Caporalato di Puglia: ci siamo dimenticati di essere figli di emigrati

14 luglio 2016

“Rumeni ammassati nei bugigattoli come pelati in barattoli,

costretti a subire ricatti da uomini grandi ma come coriandoli …”

(Caparezza, Vieni a Ballare in Puglia)

Ne parla Caparezza, come fosse norma generica dei territori pugliesi.

Polemizza cantando, su di una questione talmente delicata che ha, a volte, il sapore dell’ignoranza.

Stiamo parlando della piaga del caporalato, fistola del settore agroalimentare che avvampa gli agricoltori della nostra regione.

Mio nonno me lo accennava da bambina, io ostentavo una innocente inconsapevolezza.

“Vedi questi fiori della mia campagna?
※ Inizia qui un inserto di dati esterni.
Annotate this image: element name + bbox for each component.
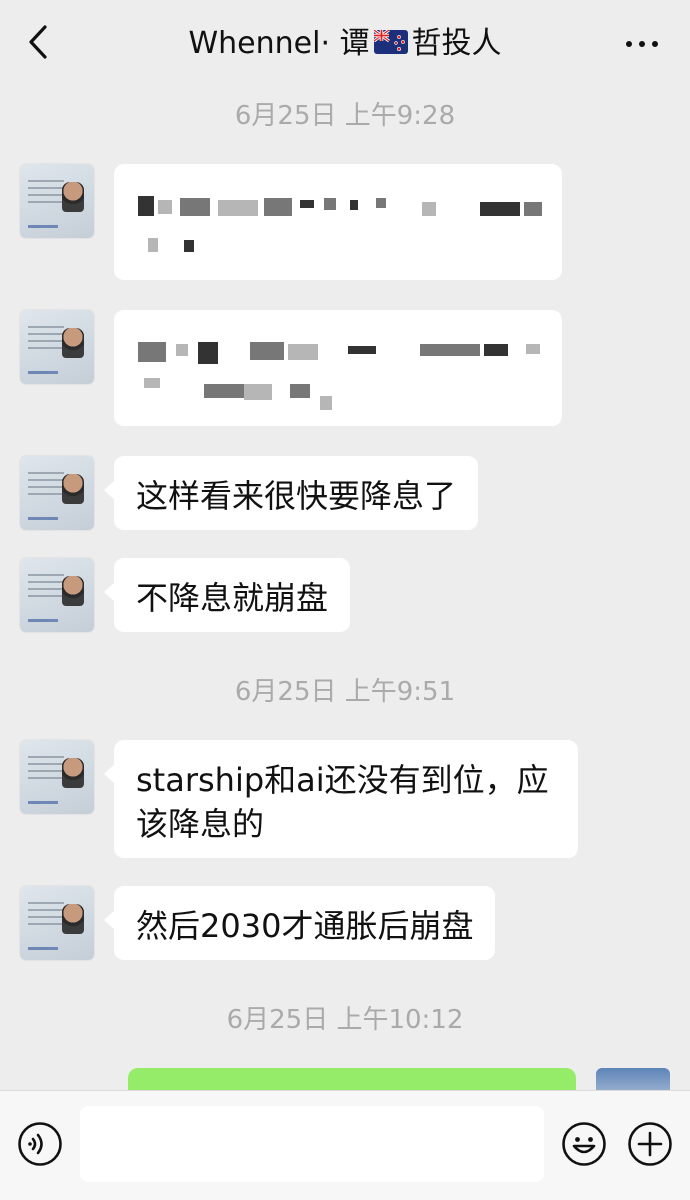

Sono belli e producono frutti. Per poter giungere a questo, però, c’è un lavoro enorme, una paga pessima e, bimba mia, una schiena distrutta”.

Gli accarezzavo la parte superiore delle scapole chiedendomi come potesse, un uomo così forte, avere un lavoro tanto debilitante.

Con l’addentrarsi del periodo della raccolta ortofrutticola, migliaia di migranti stagionali sbarcano in Puglia, regione che vanta alcuni primati nazionali in questo settore agroalimentare (come per esempio la produzione di circa il 50% del pomodoro). La presenza del caporalato capillare, che si interpone fra lavoratori e industrie provoca la creazione di ghetti e, laddove vivono migliaia di stagionali, la convivenza è problematica. Per questo numerose associazioni si battono per i diritti dei lavoratori: il principio base di “uguale salario per uguale lavoro” diviene il baluardo di azioni antirazziste. Si lotta per evitare la differenziazione etnica dei salari e per non rischiare di innescare vere e proprie guerre fra poveri, contrapponendo lavoratori italiani e migranti.

Come debellare questo increscioso fenomeno?

Visitando il sito http://www.italiachecambia.org/ possiamo trovare spunti propositivi su tale argomento.

Nel 2014 a Nardo, in Salento, nascono “Diritti del Sud”: un gruppo di ragazzi leccesi, impegnati nel sociale, hanno ristrutturato un edificio abbandonato utilizzando materiali riciclati per accogliere i braccianti che vogliano riposarsi dopo il lavoro. Dopodiché, “Diritti del sud” allarga i propri ponti collaborando con la rete “Sfruttazero”, progetto con la finalità di auto- produrre salsa di pomodoro di tipo cooperativo e mutualistico, promosso da giovani precari locali e dai migranti stessi. Sfrutta Zero è costituita da altre tre realtà, oltre a “Diritti al Sud” ne fanno parte “Netzanet-Solidaria”  (di Bari), “Osservatorio Migranti Basilicata”, di Palazzo San Gervasio, e “Fuori dal Ghetto” (Venosa).